本日、ヨゼフ会主催で、シリーズ第3回目の勉強会が行われました。

 

講義風景です。

前回と同じくグアダルペ宣教会のイグナシオ神父様(中央協議会)にお越しいただき、15時から18時まで3時間にわたって、「現代教会におけるキリストのからだである教会共同体の役割について」という題でお話しいただきました。今回は12名の方にご参加いただき、密度の濃い時間を過ごすことができました。

 

以下簡単に内容をまとめます。

まず、全体の前置きがありました。

  • 教会共同体は神、人間、世界と関わります。また、神、人間、世界はお互いに関わり合います。
  • 教会には組織的な要素と霊的な要素と救いの手段としての要素があります。これらはそれぞれ王、祭司、預言者のキリスト三職務に通じます。
  • 教会の歩みは一直線に進んできたわけではありません。らせん的に上がったり下がったりしながらも、キリストの愛によって神の国に向かって歩み続けています。

 

教会の組織的な要素としては次のような内容でした。

  • 教会共同体の民は天国を目指してこの世を一時的に通過する寄留者です。イスラエルの民がそうであったように、です。今の悩みは一時的なものです。いずれ、みんな父のふところに帰るからです。
  • 教会共同体は、さまざまな国や民族の文化に「受肉」します。「受肉」は神がキリストとして人間になったことですが、文化に「受肉」するということは、キリストがその文化に入っていくことを言います。
  • 教会共同体のメンバーは同じキリストの弟子であり、みんな平等です。ただし、それぞれの役割や責任は異なります。共同体のメンバーはキリストとともにあって、王であり、祭司であり、預言者です。

 

教会の救いの手段(秘跡)については次のような内容でした。

  • 秘跡はキリスト者の信仰の原点です。すべては父なる神の愛から始まります。父なる神の愛がキリストの受肉となり、イエス・キリストを唯一の仲介者として聖霊の導きによって教会での秘跡が行われます。
  • 秘跡により父なる神が一人一人の現実に近づくことができます。
  • カトリック教会では人生と関連した7つの秘跡があります。
  1.  誕生(洗礼)
  2.  成長して大人として生きる(堅信)
  3.  神と一致して生きるための糧(聖体)
  4.  自分のすべてを世界のために神様にささげる(叙階)
  5.  永遠の愛を生きる(結婚)
  6.  ゆるされる喜び(ゆるし)
  7.  病気と直面するとき(病者の塗油)

 

教会の霊的な要素については次のような説明がありました。

  • 教会共同体は祈りを捧げます。典礼により神の永遠の流れと人間の時間と空間が一つになります。
  • ミサ聖祭では二つの食卓で二つのパンをいただきます。(みことば(聖書)とご聖体)

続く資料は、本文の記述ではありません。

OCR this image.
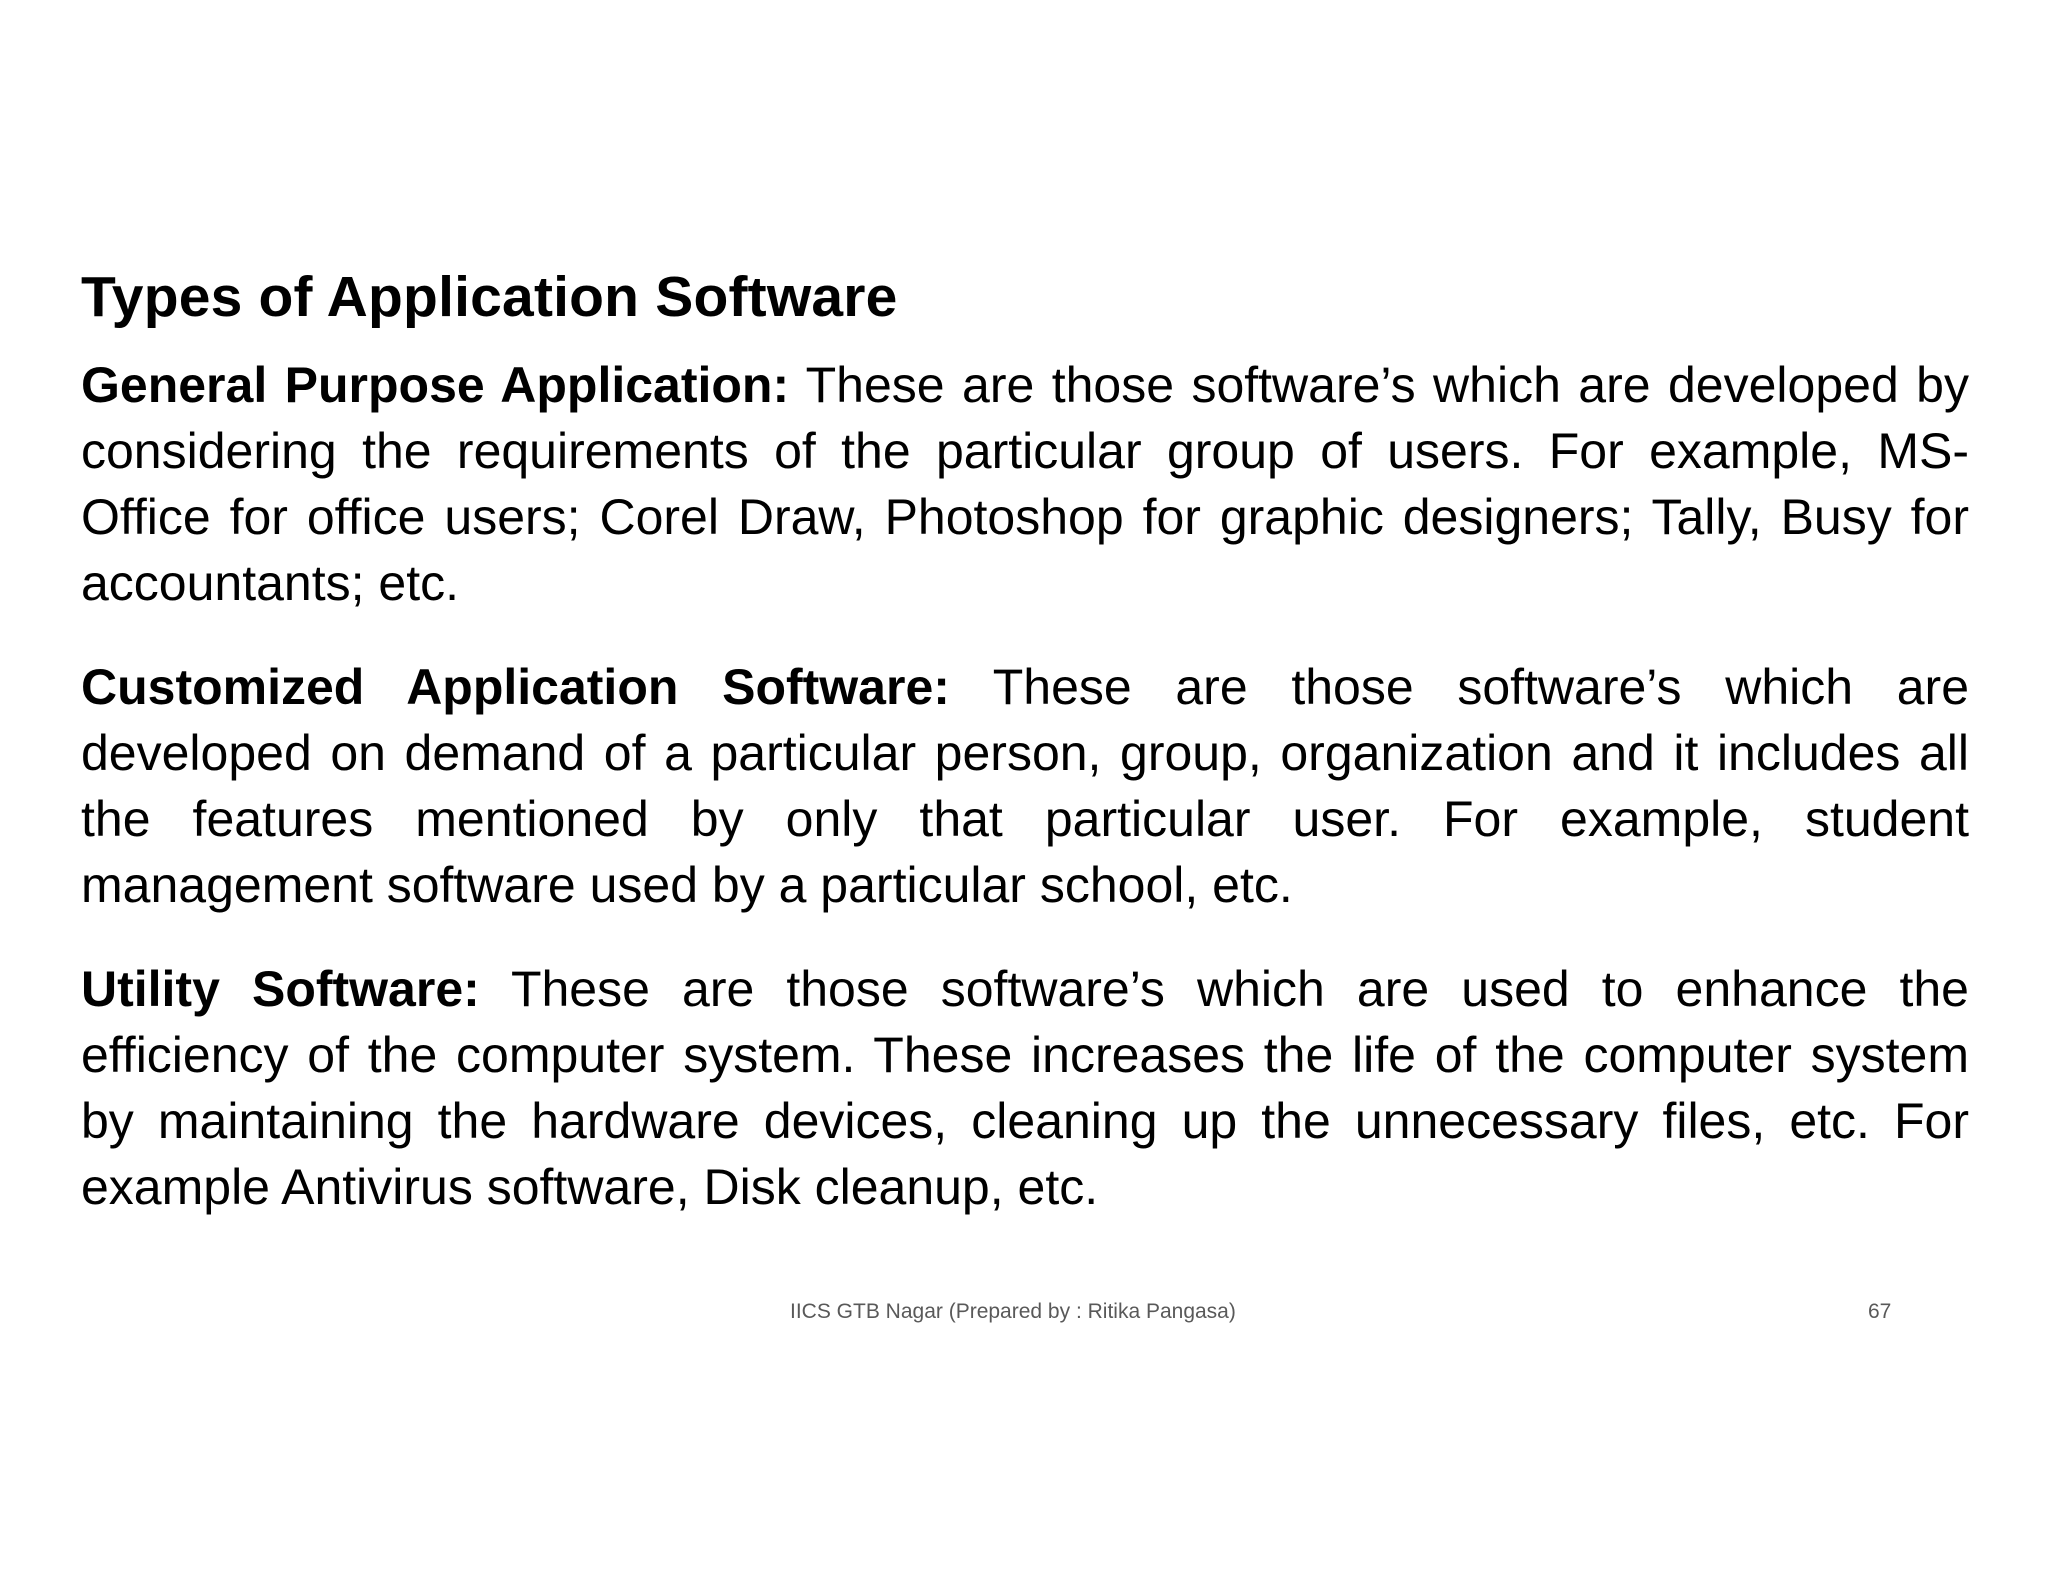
Types of Application Software

General Purpose Application: These are those software’s which are developed by considering the requirements of the particular group of users. For example, MS-Office for office users; Corel Draw, Photoshop for graphic designers; Tally, Busy for accountants; etc.

Customized Application Software: These are those software’s which are developed on demand of a particular person, group, organization and it includes all the features mentioned by only that particular user. For example, student management software used by a particular school, etc.

Utility Software: These are those software’s which are used to enhance the efficiency of the computer system. These increases the life of the computer system by maintaining the hardware devices, cleaning up the unnecessary files, etc. For example Antivirus software, Disk cleanup, etc.

IICS GTB Nagar (Prepared by : Ritika Pangasa)	67
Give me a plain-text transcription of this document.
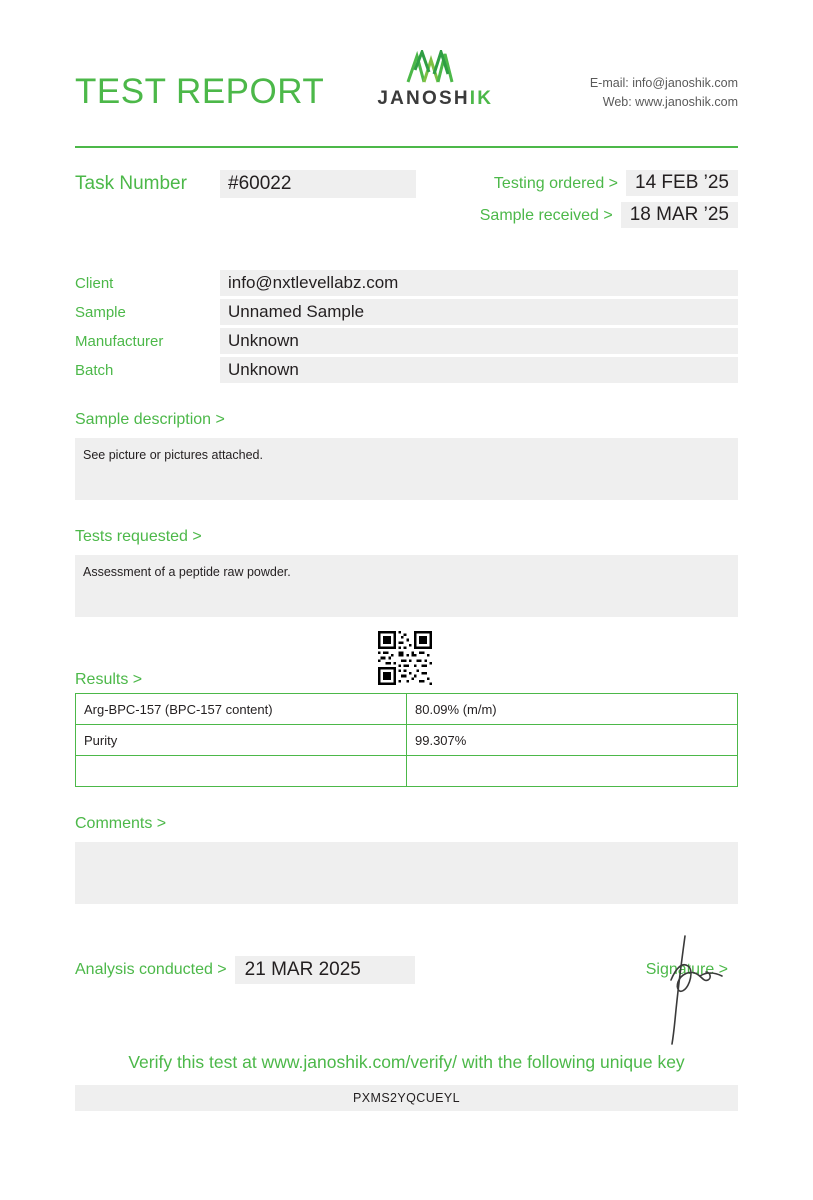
TEST REPORT	JANOSHIK
E-mail: info@janoshik.com
Web: www.janoshik.com
Task Number	#60022	Testing ordered > 14 FEB ’25
Sample received > 18 MAR ’25
Client	info@nxtlevellabz.com
Sample	Unnamed Sample
Manufacturer	Unknown
Batch	Unknown
Sample description >
See picture or pictures attached.
Tests requested >
Assessment of a peptide raw powder.
Results >
Arg-BPC-157 (BPC-157 content)	80.09% (m/m)
Purity	99.307%

Comments >
Analysis conducted > 21 MAR 2025	Signature >
Verify this test at www.janoshik.com/verify/ with the following unique key
PXMS2YQCUEYL
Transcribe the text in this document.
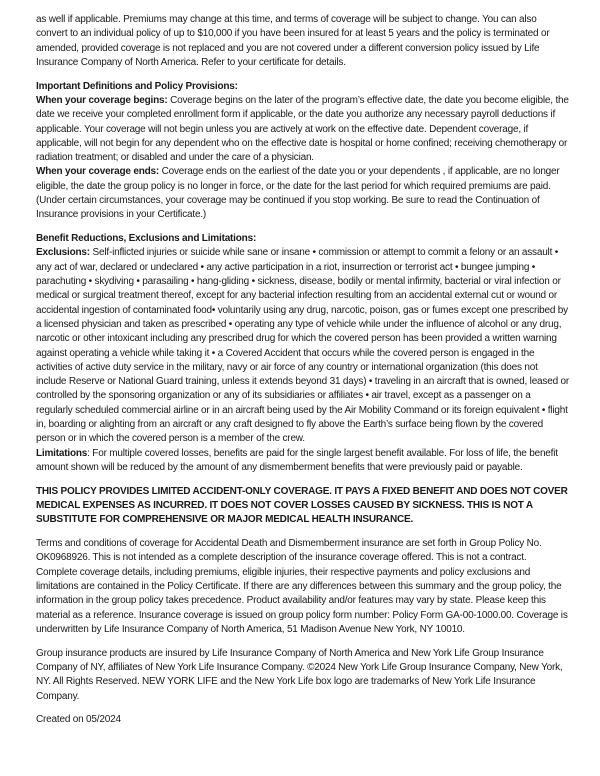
as well if applicable. Premiums may change at this time, and terms of coverage will be subject to change. You can also convert to an individual policy of up to $10,000 if you have been insured for at least 5 years and the policy is terminated or amended, provided coverage is not replaced and you are not covered under a different conversion policy issued by Life Insurance Company of North America. Refer to your certificate for details.

Important Definitions and Policy Provisions:
When your coverage begins: Coverage begins on the later of the program’s effective date, the date you become eligible, the date we receive your completed enrollment form if applicable, or the date you authorize any necessary payroll deductions if applicable. Your coverage will not begin unless you are actively at work on the effective date. Dependent coverage, if applicable, will not begin for any dependent who on the effective date is hospital or home confined; receiving chemotherapy or radiation treatment; or disabled and under the care of a physician.
When your coverage ends: Coverage ends on the earliest of the date you or your dependents , if applicable, are no longer eligible, the date the group policy is no longer in force, or the date for the last period for which required premiums are paid. (Under certain circumstances, your coverage may be continued if you stop working. Be sure to read the Continuation of Insurance provisions in your Certificate.)
Benefit Reductions, Exclusions and Limitations:
Exclusions: Self-inflicted injuries or suicide while sane or insane • commission or attempt to commit a felony or an assault • any act of war, declared or undeclared • any active participation in a riot, insurrection or terrorist act • bungee jumping • parachuting • skydiving • parasailing • hang-gliding • sickness, disease, bodily or mental infirmity, bacterial or viral infection or medical or surgical treatment thereof, except for any bacterial infection resulting from an accidental external cut or wound or accidental ingestion of contaminated food• voluntarily using any drug, narcotic, poison, gas or fumes except one prescribed by a licensed physician and taken as prescribed • operating any type of vehicle while under the influence of alcohol or any drug, narcotic or other intoxicant including any prescribed drug for which the covered person has been provided a written warning against operating a vehicle while taking it • a Covered Accident that occurs while the covered person is engaged in the activities of active duty service in the military, navy or air force of any country or international organization (this does not include Reserve or National Guard training, unless it extends beyond 31 days) • traveling in an aircraft that is owned, leased or controlled by the sponsoring organization or any of its subsidiaries or affiliates • air travel, except as a passenger on a regularly scheduled commercial airline or in an aircraft being used by the Air Mobility Command or its foreign equivalent • flight in, boarding or alighting from an aircraft or any craft designed to fly above the Earth’s surface being flown by the covered person or in which the covered person is a member of the crew.
Limitations: For multiple covered losses, benefits are paid for the single largest benefit available. For loss of life, the benefit amount shown will be reduced by the amount of any dismemberment benefits that were previously paid or payable.

THIS POLICY PROVIDES LIMITED ACCIDENT-ONLY COVERAGE. IT PAYS A FIXED BENEFIT AND DOES NOT COVER MEDICAL EXPENSES AS INCURRED. IT DOES NOT COVER LOSSES CAUSED BY SICKNESS. THIS IS NOT A SUBSTITUTE FOR COMPREHENSIVE OR MAJOR MEDICAL HEALTH INSURANCE.

Terms and conditions of coverage for Accidental Death and Dismemberment insurance are set forth in Group Policy No. OK0968926. This is not intended as a complete description of the insurance coverage offered. This is not a contract. Complete coverage details, including premiums, eligible injuries, their respective payments and policy exclusions and limitations are contained in the Policy Certificate. If there are any differences between this summary and the group policy, the information in the group policy takes precedence. Product availability and/or features may vary by state. Please keep this material as a reference. Insurance coverage is issued on group policy form number: Policy Form GA-00-1000.00. Coverage is underwritten by Life Insurance Company of North America, 51 Madison Avenue New York, NY 10010.

Group insurance products are insured by Life Insurance Company of North America and New York Life Group Insurance Company of NY, affiliates of New York Life Insurance Company. ©2024 New York Life Group Insurance Company, New York, NY. All Rights Reserved. NEW YORK LIFE and the New York Life box logo are trademarks of New York Life Insurance Company.

Created on 05/2024
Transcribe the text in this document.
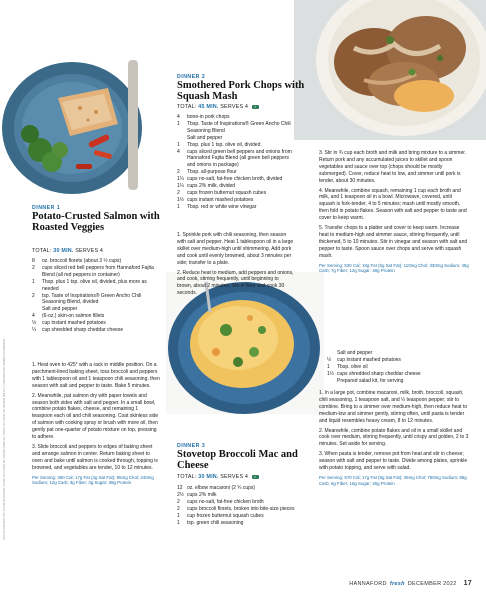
PHOTOGRAPHY BY ADAM ROTIMER; FOOD STYLING BY KARIN (SMITH); PROP STYLING BY ROBIN (KELLY); RECIPES BY REBECCA MORRIS
DINNER 2
Smothered Pork Chops with Squash Mash
TOTAL: 45 MIN. SERVES 4 ✓
4	bone-in pork chops
1	Tbsp. Taste of Inspirations® Green Ancho Chili Seasoning Blend
Salt and pepper
1	Tbsp. plus 1 tsp. olive oil, divided
4	cups sliced green bell peppers and onions from Hannaford Fajita Blend (all green bell peppers and onions in package)
2	Tbsp. all-purpose flour
1¼ cups no-salt, fat-free chicken broth, divided
1¼ cups 2% milk, divided
2	cups frozen butternut squash cubes
1½ cups instant mashed potatoes
1	Tbsp. red or white wine vinegar

1. Sprinkle pork with chili seasoning, then season with salt and pepper. Heat 1 tablespoon oil in a large skillet over medium-high until shimmering. Add pork and cook until evenly browned, about 3 minutes per side; transfer to a plate.

2. Reduce heat to medium, add peppers and onions, and cook, stirring frequently, until beginning to brown, about 2 minutes. Stir in flour and cook 30 seconds.

3. Stir in ¾ cup each broth and milk and bring mixture to a simmer. Return pork and any accumulated juices to skillet and spoon vegetables and sauce over top (chops should be mostly submerged). Cover, reduce heat to low, and simmer until pork is tender, about 30 minutes.

4. Meanwhile, combine squash, remaining 1 cup each broth and milk, and 1 teaspoon oil in a bowl. Microwave, covered, until squash is fork-tender, 4 to 5 minutes; mash until mostly smooth, then fold in potato flakes. Season with salt and pepper to taste and cover to keep warm.

5. Transfer chops to a platter and cover to keep warm. Increase heat to medium-high and simmer sauce, stirring frequently, until thickened, 5 to 10 minutes. Stir in vinegar and season with salt and pepper to taste. Spoon sauce over chops and serve with squash mash.

Per Serving: 530 Cal; 18g Fat (5g Sat Fat); 110mg Chol; 330mg Sodium; 45g Carb; 7g Fiber; 12g Sugar; 48g Protein

DINNER 1
Potato-Crusted Salmon with Roasted Veggies
TOTAL: 30 MIN. SERVES 4
8	oz. broccoli florets (about 3 ½ cups)
2	cups sliced red bell peppers from Hannaford Fajita Blend (all red peppers in container)
1	Tbsp. plus 1 tsp. olive oil, divided, plus more as needed
2	tsp. Taste of Inspirations® Green Ancho Chili Seasoning Blend, divided
Salt and pepper
4	(6-oz.) skin-on salmon fillets
⅓	cup instant mashed potatoes
¼	cup shredded sharp cheddar cheese

1. Heat oven to 425° with a rack in middle position. On a parchment-lined baking sheet, toss broccoli and peppers with 1 tablespoon oil and 1 teaspoon chili seasoning, then season with salt and pepper to taste. Bake 5 minutes.

2. Meanwhile, pat salmon dry with paper towels and season both sides with salt and pepper. In a small bowl, combine potato flakes, cheese, and remaining 1 teaspoon each oil and chili seasoning. Coat skinless side of salmon with cooking spray or brush with more oil, then gently pat one-quarter of potato mixture on top, pressing to adhere.

3. Slide broccoli and peppers to edges of baking sheet and arrange salmon in center. Return baking sheet to oven and bake until salmon is cooked through, topping is browned, and vegetables are tender, 10 to 12 minutes.

Per Serving: 360 Cal; 17g Fat (3g Sat Fat); 95mg Chol; 240mg Sodium; 12g Carb; 3g Fiber; 3g Sugar; 38g Protein

DINNER 3
Stovetop Broccoli Mac and Cheese
TOTAL: 30 MIN. SERVES 4 ✓
12 oz. elbow macaroni (2 ¾ cups)
2½ cups 2% milk
2	cups no-salt, fat-free chicken broth
2	cups broccoli florets, broken into bite-size pieces
1	cup frozen butternut squash cubes
1	tsp. green chili seasoning
Salt and pepper
½	cup instant mashed potatoes
1	Tbsp. olive oil
1½ cups shredded sharp cheddar cheese
Prepared salad kit, for serving

1. In a large pot, combine macaroni, milk, broth, broccoli, squash, chili seasoning, 1 teaspoon salt, and ½ teaspoon pepper; stir to combine. Bring to a simmer over medium-high, then reduce heat to medium-low and simmer gently, stirring often, until pasta is tender and liquid resembles heavy cream, 8 to 12 minutes.

2. Meanwhile, combine potato flakes and oil in a small skillet and cook over medium, stirring frequently, until crispy and golden, 2 to 3 minutes. Set aside for serving.

3. When pasta is tender, remove pot from heat and stir in cheese; season with salt and pepper to taste. Divide among plates, sprinkle with potato topping, and serve with salad.

Per Serving: 570 Cal; 17g Fat (9g Sat Fat); 35mg Chol; 750mg Sodium; 86g Carb; 6g Fiber; 16g Sugar; 26g Protein

HANNAFORD fresh DECEMBER 2022 17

だいぶ難しい内容ではありましたが、わかりやすく説明していただき、なるほどと思える勉強会でした。今回は人数が少なめだったこともあり、フランクな雰囲気で勉強会を進めることができたと思います。

次の勉強会はシリーズ最終回として、引き続きイグナシオ神父様に教えていただきます。教皇フランシスコの言葉から共同体について考えていく内容となります。6月16日(土)に15時から18時まで3時間かけて勉強いたします。皆さんのご参加をお待ちいたします。